Beatriz
de Menezes da Silva was one of eleven children of Rui Gomez da Silva,
the first Magistrate of Campo Maior, on the border of Spain and
Portugal, and of Isabel de Menezes, an illegitimate daughter of Dom
Pedro de Menezes, the 1st Count of Vila Real and the 2nd Count of Viana
do Alentejo, under whom Silva served in Ceuta. João de Menezes da Silva,
better known as Blessed Amadeus of Portugal and a noted reformer of the
Order of Friars Minor, was her brother.
In 1447 Beatriz
accompanied the Princess Isabel of Portugal, to Castile as her
lady-in-waiting when Isabel left to marry King John II of Castile and
became Queen of Castile and León. Although they had been close friends,
Beatriz's great beauty began to arouse the irrational jealousy of the
Queen, who had Beatriz imprisoned in a tiny cell without food.
During
her incarceration, Our Lady, attired in the blue and white habit of the
Conceptionist Order, appeared to Beatriz and instructed her to found an
order in her honor. With much difficulty, she finally escaped her
imprisonment after three days and took refuge in the Dominican monastery
of Toledo. Beatriz lived with the Dominicans for nearly forty years
without becoming a member of the Order.
Queen Isabel was a
frequent visitor during those years and was of great material assistance
to her former lady-in-waiting in the foundation of the religious order
in honor of the Immaculate Conception of Mary Most Holy. In 1484
Beatriz, with some companions, took possession of a monastery in Toledo
deeded to their new community by Queen Isabel. The new religious order
adopted the Cistercian Rule in 1489, bound themselves to the daily
recitation of the Office of the Immaculate Conception and were placed
under obedience to the Archdiocese of Toledo.
Beatriz
da Silva died on August 9, 1492, ten days before the solemn
inauguration of her new Order. She is buried in the first monastery
given to the Conceptionists by Queen Isabel, the motherhouse of the
Order in Toledo. In 1501, Pope Alexander VI placed the Conceptionists
under the Rule of St.
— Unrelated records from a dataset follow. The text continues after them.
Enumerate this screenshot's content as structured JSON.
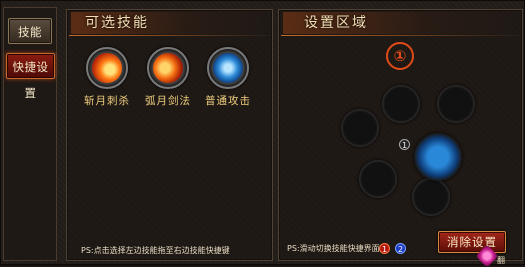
{
  "tabs": {
    "skills_label": "技能",
    "shortcut_label": "快捷设置"
  },
  "left_panel": {
    "title": "可选技能",
    "skills": [
      {
        "name": "斩月刺杀",
        "icon": "fire-slash-icon"
      },
      {
        "name": "弧月剑法",
        "icon": "crescent-moon-icon"
      },
      {
        "name": "普通攻击",
        "icon": "sword-icon"
      }
    ],
    "ps": "PS:点击选择左边技能拖至右边技能快捷键"
  },
  "right_panel": {
    "title": "设置区域",
    "marker": "①",
    "slot_badge": "1",
    "ps": "PS:滑动切换技能快捷界面",
    "page1": "1",
    "page2": "2",
    "clear_label": "消除设置",
    "flip_label": "翻"
  },
  "colors": {
    "accent": "#c46a26",
    "marker": "#e04a18",
    "skill_label": "#f0cf7e"
  }
}
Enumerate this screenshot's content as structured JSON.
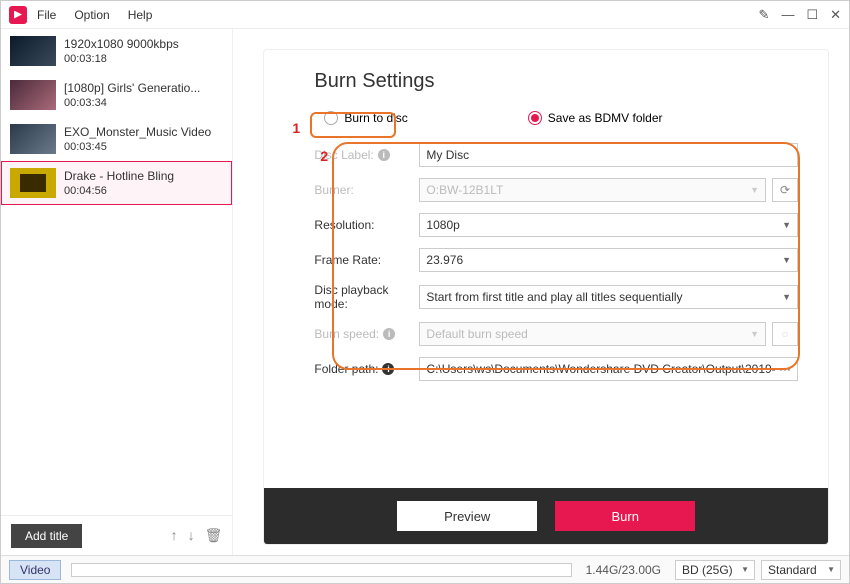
{
  "menu": {
    "file": "File",
    "option": "Option",
    "help": "Help"
  },
  "sidebar": {
    "items": [
      {
        "title": "1920x1080 9000kbps",
        "time": "00:03:18"
      },
      {
        "title": "[1080p] Girls' Generatio...",
        "time": "00:03:34"
      },
      {
        "title": "EXO_Monster_Music Video",
        "time": "00:03:45"
      },
      {
        "title": "Drake - Hotline Bling",
        "time": "00:04:56"
      }
    ],
    "add_title": "Add title"
  },
  "panel": {
    "title": "Burn Settings",
    "radios": {
      "burn_to_disc": "Burn to disc",
      "save_bdmv": "Save as BDMV folder"
    },
    "labels": {
      "disc_label": "Disc Label:",
      "burner": "Burner:",
      "resolution": "Resolution:",
      "frame_rate": "Frame Rate:",
      "playback": "Disc playback mode:",
      "burn_speed": "Burn speed:",
      "folder_path": "Folder path:"
    },
    "values": {
      "disc_label": "My Disc",
      "burner": "O:BW-12B1LT",
      "resolution": "1080p",
      "frame_rate": "23.976",
      "playback": "Start from first title and play all titles sequentially",
      "burn_speed": "Default burn speed",
      "folder_path": "C:\\Users\\ws\\Documents\\Wondershare DVD Creator\\Output\\2019-  ···"
    },
    "buttons": {
      "preview": "Preview",
      "burn": "Burn"
    }
  },
  "annotations": {
    "n1": "1",
    "n2": "2"
  },
  "status": {
    "label": "Video",
    "size": "1.44G/23.00G",
    "disc": "BD (25G)",
    "quality": "Standard"
  }
}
Clare and, in 1511, Pope Julius II granted them a
Rule of their own.
Among Beatriz da Silva’s illustrious spiritual
daughters are to be found two remarkable mystics: Madre Mariana de
Jesús Torres y Berriochoa (c.1563-1635) to whom appeared Our Lady of
Good Success and were given many revelations concerning the crisis in
the Church in the twentieth century and the Venerable María de Jesús de
Ágreda (1602-1665) author of the Mystical City of God.